While Scorsese’s “After Hours” remains both my favorite NYC movie and pretty much my favorite film of all time, it does have some sizable competition on both fronts in the elegant form of Tony Scott’s 1983 vampire flick, “The Hunger.” Never mind “Twilight” and all that teenybopper claptrap, Scott’s vampires are cool, chic, urbanite adults who wreak havoc on an unsuspecting Manhattan with regally stylish aplomb.
And as with “After Hours,” I’m obsessed with “The Hunger” for its austere vibe, its flirtation with transgression, its nods to punk rock (Bauhaus figure tellingly in the pitch-perfect opening sequence, and the film’s major co-star is none other than David Bowie) and its tantalizing depiction of New York City.
I actually mentioned “The Hunger” in a post here just the other day, but a friend of mine recently solved another riddle about the film for me that I thought I’d share here.
Most of the Manhattan scenes within “The Hunger” are fairly easy to pinpoint (although, as this blog post points out, Scott couldn’t entirely afford to shoot the entirety of the film in NYC, repairing to London for much of the film).
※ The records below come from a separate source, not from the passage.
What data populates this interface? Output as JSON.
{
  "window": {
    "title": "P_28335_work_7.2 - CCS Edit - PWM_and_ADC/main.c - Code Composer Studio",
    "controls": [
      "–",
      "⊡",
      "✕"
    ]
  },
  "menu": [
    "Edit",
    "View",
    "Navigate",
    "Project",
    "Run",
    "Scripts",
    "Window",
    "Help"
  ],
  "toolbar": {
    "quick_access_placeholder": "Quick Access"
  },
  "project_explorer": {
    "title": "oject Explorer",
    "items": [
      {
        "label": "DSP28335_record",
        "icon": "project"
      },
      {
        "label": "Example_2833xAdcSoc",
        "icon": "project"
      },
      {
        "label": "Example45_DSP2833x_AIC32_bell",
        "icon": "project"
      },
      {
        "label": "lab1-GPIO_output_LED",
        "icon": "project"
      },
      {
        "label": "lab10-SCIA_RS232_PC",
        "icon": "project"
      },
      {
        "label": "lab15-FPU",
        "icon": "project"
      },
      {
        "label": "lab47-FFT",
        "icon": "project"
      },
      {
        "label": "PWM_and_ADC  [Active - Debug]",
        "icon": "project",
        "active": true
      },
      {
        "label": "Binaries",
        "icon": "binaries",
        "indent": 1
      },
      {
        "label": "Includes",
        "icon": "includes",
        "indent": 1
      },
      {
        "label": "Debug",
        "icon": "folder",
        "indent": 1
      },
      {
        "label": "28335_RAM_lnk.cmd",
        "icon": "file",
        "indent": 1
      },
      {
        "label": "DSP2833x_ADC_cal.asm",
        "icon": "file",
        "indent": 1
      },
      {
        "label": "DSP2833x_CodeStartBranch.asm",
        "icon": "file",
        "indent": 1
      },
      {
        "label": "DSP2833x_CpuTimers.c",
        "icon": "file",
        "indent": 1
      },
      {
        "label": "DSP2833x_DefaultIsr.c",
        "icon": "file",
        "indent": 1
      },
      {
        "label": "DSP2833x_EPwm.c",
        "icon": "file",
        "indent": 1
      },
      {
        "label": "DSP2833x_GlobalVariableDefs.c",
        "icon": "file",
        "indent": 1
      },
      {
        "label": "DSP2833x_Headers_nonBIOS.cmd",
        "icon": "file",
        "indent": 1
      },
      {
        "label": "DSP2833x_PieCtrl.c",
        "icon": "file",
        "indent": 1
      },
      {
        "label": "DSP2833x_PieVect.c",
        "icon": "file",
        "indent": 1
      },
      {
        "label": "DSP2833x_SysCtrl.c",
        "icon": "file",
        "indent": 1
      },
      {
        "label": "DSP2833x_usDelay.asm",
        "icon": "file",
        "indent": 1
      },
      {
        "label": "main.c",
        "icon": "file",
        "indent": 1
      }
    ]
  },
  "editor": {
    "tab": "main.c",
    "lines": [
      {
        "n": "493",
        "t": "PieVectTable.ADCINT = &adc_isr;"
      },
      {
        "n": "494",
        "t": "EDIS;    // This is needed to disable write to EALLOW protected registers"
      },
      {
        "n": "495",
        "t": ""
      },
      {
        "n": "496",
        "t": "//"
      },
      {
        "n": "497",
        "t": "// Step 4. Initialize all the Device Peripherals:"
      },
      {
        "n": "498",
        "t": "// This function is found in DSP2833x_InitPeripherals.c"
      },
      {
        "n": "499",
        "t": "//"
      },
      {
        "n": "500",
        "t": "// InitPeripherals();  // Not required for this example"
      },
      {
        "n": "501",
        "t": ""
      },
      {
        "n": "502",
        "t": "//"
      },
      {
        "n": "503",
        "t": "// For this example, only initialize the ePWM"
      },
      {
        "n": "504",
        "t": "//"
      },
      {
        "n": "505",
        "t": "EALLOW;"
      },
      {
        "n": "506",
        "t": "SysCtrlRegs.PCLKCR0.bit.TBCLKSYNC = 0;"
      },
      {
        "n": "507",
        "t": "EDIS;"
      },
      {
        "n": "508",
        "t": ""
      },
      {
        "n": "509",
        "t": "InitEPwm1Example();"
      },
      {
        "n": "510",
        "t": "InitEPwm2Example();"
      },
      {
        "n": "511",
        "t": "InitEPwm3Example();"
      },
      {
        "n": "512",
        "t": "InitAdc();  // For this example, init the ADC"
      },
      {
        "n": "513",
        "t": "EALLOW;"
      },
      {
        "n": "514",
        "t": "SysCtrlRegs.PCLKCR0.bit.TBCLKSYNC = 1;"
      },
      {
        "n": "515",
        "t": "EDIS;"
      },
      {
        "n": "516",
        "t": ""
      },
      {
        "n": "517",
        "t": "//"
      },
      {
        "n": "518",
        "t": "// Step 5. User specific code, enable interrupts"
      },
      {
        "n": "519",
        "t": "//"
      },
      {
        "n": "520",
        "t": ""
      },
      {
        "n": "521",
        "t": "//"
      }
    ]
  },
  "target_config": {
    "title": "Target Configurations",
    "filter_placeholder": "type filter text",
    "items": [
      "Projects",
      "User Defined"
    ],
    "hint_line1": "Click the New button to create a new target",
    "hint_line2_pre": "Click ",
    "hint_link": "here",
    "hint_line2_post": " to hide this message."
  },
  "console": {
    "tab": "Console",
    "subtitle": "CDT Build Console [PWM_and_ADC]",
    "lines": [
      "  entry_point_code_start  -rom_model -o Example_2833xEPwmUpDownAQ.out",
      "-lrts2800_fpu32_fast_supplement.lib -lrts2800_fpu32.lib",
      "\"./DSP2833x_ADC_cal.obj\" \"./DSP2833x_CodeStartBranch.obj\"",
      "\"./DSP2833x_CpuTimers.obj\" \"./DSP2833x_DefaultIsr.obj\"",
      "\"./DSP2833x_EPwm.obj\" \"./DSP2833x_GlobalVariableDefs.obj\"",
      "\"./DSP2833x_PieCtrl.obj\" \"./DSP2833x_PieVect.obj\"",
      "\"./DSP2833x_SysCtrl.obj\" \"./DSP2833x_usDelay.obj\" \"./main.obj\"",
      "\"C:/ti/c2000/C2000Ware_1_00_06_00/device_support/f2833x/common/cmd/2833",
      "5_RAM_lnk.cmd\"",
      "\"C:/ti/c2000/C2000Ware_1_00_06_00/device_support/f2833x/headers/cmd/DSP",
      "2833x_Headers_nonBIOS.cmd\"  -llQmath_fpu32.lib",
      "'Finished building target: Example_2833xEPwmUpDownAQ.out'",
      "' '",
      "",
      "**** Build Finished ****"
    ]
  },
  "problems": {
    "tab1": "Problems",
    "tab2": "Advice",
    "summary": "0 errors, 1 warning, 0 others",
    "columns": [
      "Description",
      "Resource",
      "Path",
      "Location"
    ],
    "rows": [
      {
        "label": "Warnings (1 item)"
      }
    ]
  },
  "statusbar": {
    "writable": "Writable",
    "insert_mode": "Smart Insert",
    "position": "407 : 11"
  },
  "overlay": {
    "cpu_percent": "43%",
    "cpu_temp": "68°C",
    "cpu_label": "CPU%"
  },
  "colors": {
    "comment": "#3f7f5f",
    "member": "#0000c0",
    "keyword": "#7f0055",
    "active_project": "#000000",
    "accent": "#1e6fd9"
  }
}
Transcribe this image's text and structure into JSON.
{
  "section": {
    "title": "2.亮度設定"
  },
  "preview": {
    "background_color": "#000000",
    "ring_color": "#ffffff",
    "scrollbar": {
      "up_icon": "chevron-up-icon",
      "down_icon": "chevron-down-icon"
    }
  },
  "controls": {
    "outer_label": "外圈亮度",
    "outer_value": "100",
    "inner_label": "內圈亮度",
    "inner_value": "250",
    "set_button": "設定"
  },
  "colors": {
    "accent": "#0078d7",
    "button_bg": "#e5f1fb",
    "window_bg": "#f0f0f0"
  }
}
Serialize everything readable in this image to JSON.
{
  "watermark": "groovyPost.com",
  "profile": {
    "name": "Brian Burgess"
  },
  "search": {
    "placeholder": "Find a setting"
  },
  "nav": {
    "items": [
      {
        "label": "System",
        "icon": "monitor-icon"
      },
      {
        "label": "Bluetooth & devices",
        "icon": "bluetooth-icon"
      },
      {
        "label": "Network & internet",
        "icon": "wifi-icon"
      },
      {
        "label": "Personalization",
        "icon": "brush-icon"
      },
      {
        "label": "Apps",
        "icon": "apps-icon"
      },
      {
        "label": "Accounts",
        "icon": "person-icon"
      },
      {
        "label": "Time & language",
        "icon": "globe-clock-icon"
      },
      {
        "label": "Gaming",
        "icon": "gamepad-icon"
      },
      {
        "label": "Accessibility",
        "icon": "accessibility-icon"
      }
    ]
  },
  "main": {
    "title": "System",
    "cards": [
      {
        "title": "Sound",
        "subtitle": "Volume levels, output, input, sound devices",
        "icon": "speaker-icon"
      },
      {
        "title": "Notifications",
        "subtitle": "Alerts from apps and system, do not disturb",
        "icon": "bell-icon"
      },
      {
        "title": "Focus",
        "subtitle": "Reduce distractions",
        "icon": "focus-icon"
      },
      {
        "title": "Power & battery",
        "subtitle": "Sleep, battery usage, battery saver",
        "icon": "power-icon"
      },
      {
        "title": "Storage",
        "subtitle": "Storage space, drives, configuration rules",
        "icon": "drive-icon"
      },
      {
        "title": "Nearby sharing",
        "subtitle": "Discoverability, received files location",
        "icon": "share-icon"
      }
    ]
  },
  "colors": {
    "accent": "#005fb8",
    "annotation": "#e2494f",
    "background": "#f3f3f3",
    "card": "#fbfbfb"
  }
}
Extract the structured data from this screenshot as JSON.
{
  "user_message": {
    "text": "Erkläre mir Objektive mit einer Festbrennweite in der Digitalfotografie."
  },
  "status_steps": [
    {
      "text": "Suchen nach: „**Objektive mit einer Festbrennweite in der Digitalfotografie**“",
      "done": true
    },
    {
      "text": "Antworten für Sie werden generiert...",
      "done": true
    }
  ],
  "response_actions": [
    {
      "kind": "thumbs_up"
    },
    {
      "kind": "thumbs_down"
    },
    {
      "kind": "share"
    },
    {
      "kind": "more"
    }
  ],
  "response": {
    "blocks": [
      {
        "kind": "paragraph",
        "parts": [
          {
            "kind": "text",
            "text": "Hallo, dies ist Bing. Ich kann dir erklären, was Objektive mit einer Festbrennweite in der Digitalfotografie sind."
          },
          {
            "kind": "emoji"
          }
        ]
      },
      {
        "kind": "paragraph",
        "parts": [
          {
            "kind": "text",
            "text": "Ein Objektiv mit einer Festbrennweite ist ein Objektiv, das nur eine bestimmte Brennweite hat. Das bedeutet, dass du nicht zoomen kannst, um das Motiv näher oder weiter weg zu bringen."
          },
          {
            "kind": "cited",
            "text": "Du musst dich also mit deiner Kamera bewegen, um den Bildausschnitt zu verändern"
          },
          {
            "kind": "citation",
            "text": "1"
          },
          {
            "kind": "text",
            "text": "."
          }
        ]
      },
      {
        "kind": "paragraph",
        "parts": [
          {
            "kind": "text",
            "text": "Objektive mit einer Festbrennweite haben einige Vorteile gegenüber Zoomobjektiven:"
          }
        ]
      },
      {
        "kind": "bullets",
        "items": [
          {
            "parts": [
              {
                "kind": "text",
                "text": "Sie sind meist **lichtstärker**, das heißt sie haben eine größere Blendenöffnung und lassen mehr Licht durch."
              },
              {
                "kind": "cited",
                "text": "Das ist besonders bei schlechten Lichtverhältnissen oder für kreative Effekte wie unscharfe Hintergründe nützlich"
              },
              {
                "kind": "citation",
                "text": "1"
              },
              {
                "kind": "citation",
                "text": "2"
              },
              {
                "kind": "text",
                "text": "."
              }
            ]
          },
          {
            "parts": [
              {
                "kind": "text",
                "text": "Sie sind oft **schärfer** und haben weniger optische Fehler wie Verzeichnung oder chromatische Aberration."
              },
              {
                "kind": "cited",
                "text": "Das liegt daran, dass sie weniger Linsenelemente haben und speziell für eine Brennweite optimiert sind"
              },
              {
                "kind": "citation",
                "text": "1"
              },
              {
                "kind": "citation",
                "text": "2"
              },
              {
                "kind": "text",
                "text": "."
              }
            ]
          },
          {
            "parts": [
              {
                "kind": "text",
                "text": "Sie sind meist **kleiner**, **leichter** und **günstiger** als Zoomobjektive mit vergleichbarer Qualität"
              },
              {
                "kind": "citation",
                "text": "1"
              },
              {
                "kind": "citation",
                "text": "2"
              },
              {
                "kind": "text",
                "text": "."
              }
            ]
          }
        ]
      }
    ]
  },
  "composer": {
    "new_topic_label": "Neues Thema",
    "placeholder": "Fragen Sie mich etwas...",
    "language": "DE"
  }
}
They’re mostly avenue shots. There’s a shot of Bowie staggering across East 75th Street on Park Avenue, and that afore-cited attack scene in Central Park. I’ve no idea where the club scene in the beginning was shot, although if memory serves, Bowie and Catherine Deneuve are pictured driving back into the city afterwards, so draw your own conclusions. Another borough? The Hamptons?
The one spot in the film I’d never been able to locate, however, was Catherine Deneuve’s stately townhouse. I’d always assumed it was somewhere east of Park Avenue and west of Central Park, presumably somewhere in the mid-to-high 70s. In that stretch of the Upper East Side, there is certainly no shortage of opulent real estate, but nothing that ever really matched the baroque flourish of Miriam and John Blaylock’s subtly ominous abode.
Turns out, the dwelling in question is actually situated in the posh London neighborhood of Mayfair, and not in Manhattan at all. Click here to read Paul’s description.
And just because it's simply never the wrong time for this, herewith that opening sequence. Incidentally, I think I've pointed it out before, the youthful New Wave babe Bowie takes home and behaves inappropriately with in the kitchen is none other than a youthful Ann Magnuson.